Austria Small Flag Austria

Private equity buyers will typically be willing to provide a copy of the executed equity commitment letter from the fund and copies of the definitive financing agreements together with documents evidencing that all conditions precedent (other than those within the private equity investor’s sole control) have been satisfied, to provide comfort that the necessary funds will be available at closing. If those financing commitments are not complied with, sellers are typically limited to claims for damages.
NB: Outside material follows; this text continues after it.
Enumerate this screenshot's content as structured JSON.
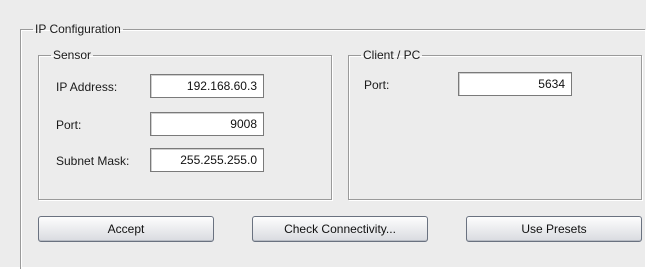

Equity underwriting of debt funding is the exception but, in situations where definitive financing agreements are not in place at signing, experienced sellers will insist on an equity underwrite, particularly in auctions (to limit execution risks).

United States Small Flag United States

US financial sponsors often use newly formed special purpose vehicles and a combination of debt and equity to fund the purchase price.

Financial sponsors typically provide additional comfort by (i) delivering to sellers an equity commitment letter pursuant to which the financial sponsor commits to invest certain funds in the newly formed acquisition vehicle at the closing of the acquisition so that the funds can flow to the sellers for a portion of the purchase price, (ii) as a financial sponsor’s equity commitment typically does not cover 100% of the purchase price, the financial sponsor also usually procures a debt commitment letter for the remaining portion of the purchase price setting out the terms on which the debt provider is prepared to lend the funds to the acquisition vehicle (generally accompanied by a term sheet setting out the loan terms), which is also provided to sellers and (iii) including a reverse termination fee in the purchase agreement and delivering a separate guarantee pursuant to which the financial sponsor backstops such obligation if the deal fails to close because, among other things, the debt financing fails to materialize.

The equity and debt commitment letters as well as the sponsor guarantee are delivered at the time when the purchase agreement is executed to serve as evidence that the acquisition vehicle will have sufficient funds at closing to consummate the acquisition. The forms of equity and debt commitment letters and sponsor guarantees have become relatively standard with very little negotiation of terms.

Japan Small Flag Japan

Financial sponsors usually cannot provide a guarantee to secure the obligations of the purchasing entity. Sellers are typically more concerned about closing uncertainties with respect to debt financing, and often request (particularly in auction processes) financial sponsors to submit binding commitment letters from the financial sponsors’ banks prior to the execution of transaction documents. Also, sellers are often unwilling to accept any financing condition in transaction documents.

Specifically for going-private transactions, where tender offers are regulated under the Finance Instruments and Exchange Act of Japan, a tender offeror who is a financial sponsor will be required to submit and make available to the public equity commitment letters from its fund entities and debt commitment letters from its banks to show that it has secured sufficient funds to settle the tender.